Two of the top sellers are Claro’s takeout version of entomatadas and enmoladas. The enmoladas, Steele says, “felt like a [Mexican version] of a to-go lasagna.” Even ceviche made the menu. “It’s one of my favorite things!” says Steele. “I was hesitant at first about having raw fish [for delivery]…but we keep it in separate bags away from the hot food. It’s gone over really well.” (
Tweaking recipes was also a key step in making some dishes more delivery friendly. The seared duck breast in mole negro is one example. Steele switched the protein to a braised short rib. “A duck breast would arrive cold and dry and would be ruined if it was reheated in a microwave,” Steele explains.
Perfecting the Packaging
Adjusting recipes for delivery is just the first step in making dishes more deliverable. Packaging is the second (and perhaps equally important) part of the equation. If the sauce has dried out and the cheese has hardened or slid off the top of the enchilada a hungry customer had been craving, all the work put into the preparation won’t matter—the dried out enchilada is what that customer will remember the next time he or she is choosing a restaurant for their next takeout meal.
As experienced a chef as Steele is, even he struggled with the optimal way to package Claro’s meals to go.
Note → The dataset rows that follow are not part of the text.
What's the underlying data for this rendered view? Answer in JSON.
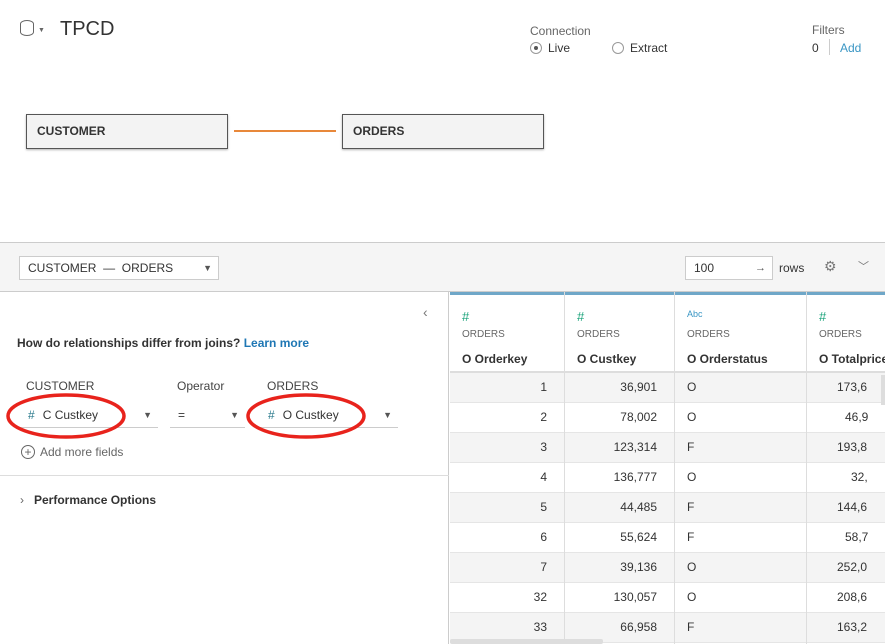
{
  "header": {
    "title": "TPCD",
    "datasource_icon": "cylinder-icon",
    "connection": {
      "label": "Connection",
      "options": [
        {
          "label": "Live",
          "selected": true
        },
        {
          "label": "Extract",
          "selected": false
        }
      ]
    },
    "filters": {
      "label": "Filters",
      "count": "0",
      "add_label": "Add"
    }
  },
  "canvas": {
    "tables": [
      "CUSTOMER",
      "ORDERS"
    ],
    "link_color": "#e8883a"
  },
  "toolbar": {
    "relationship_select": "CUSTOMER  —  ORDERS",
    "rows_value": "100",
    "rows_label": "rows"
  },
  "relationship": {
    "question": "How do relationships differ from joins?",
    "learn_more": "Learn more",
    "left_header": "CUSTOMER",
    "operator_header": "Operator",
    "right_header": "ORDERS",
    "left_field": "C Custkey",
    "operator": "=",
    "right_field": "O Custkey",
    "add_more": "Add more fields",
    "performance": "Performance Options",
    "highlight_color": "#e8231c"
  },
  "grid": {
    "columns": [
      {
        "type_icon": "#",
        "source": "ORDERS",
        "name": "O Orderkey",
        "align": "r",
        "values": [
          "1",
          "2",
          "3",
          "4",
          "5",
          "6",
          "7",
          "32",
          "33"
        ]
      },
      {
        "type_icon": "#",
        "source": "ORDERS",
        "name": "O Custkey",
        "align": "r",
        "values": [
          "36,901",
          "78,002",
          "123,314",
          "136,777",
          "44,485",
          "55,624",
          "39,136",
          "130,057",
          "66,958"
        ]
      },
      {
        "type_icon": "Abc",
        "source": "ORDERS",
        "name": "O Orderstatus",
        "align": "l",
        "values": [
          "O",
          "O",
          "F",
          "O",
          "F",
          "F",
          "O",
          "O",
          "F"
        ]
      },
      {
        "type_icon": "#",
        "source": "ORDERS",
        "name": "O Totalprice",
        "align": "r",
        "values": [
          "173,6",
          "46,9",
          "193,8",
          "32,",
          "144,6",
          "58,7",
          "252,0",
          "208,6",
          "163,2"
        ]
      }
    ]
  }
}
He turned to foil containers that could be popped right into a customer’s oven if they needed to heat the dish once it arrived. “The dishes don’t have to be removed from the container to be heated,” he says.
Listening to customers’ requests for “green” packaging, he switched to all sustainable containers. Some fell short. “They definitely cost more money, and some we tried were not very good—for example, the moles would soak through,” says Steele.
What Lies Ahead
Delivery has been instrumental in keeping Claro afloat in the past several months filled with unprecented challenges. But as important as it has been, Steele doesn’t think he will continue with delivery in its current form once things return to normal.
“We did it to support our community, keep our doors open and support our employees,” Steele says. “Mexican food has a stigma of what it is worth price-wise and we went above and beyond because we were conscious of how people were suffering.” But delivery platforms take such a big chunk of profits that Steele says the business was “cycling money through the bank but not really making that much.”
Steele will, however, keep some aspects of the delivery program he sped to create. Take his homemade chips. “I never would allow chips at the restaurant—we had tostadas and that was as far as I went with that,” he says. But he’s been making chips (which he mills and grinds the corn to make, just as he does for every dish he makes with masa) and selling them along with salsa via delivery; those will stay on the delivery menu.
Another addition that won’t disappear: the bags of masa Claro has been offering by the pound for customers who want to make their own tortillas. “If we sell 10 pounds a day we feel like champions—it’s more a fun thing, but we maybe make a little money off of it, too,” he says.
What the future holds for the restaurant industry as the coronavirus ebbs and flows is anybody’s guess. But whatever happens, delivery likely will remain an important piece of the puzzle for many Mexican and Latin restaurants—which makes it imperative for operators and chefs to do all they can to optimize their delivery menus in ways that maintain the quality and flavor of the food being delivered during COVID and beyond.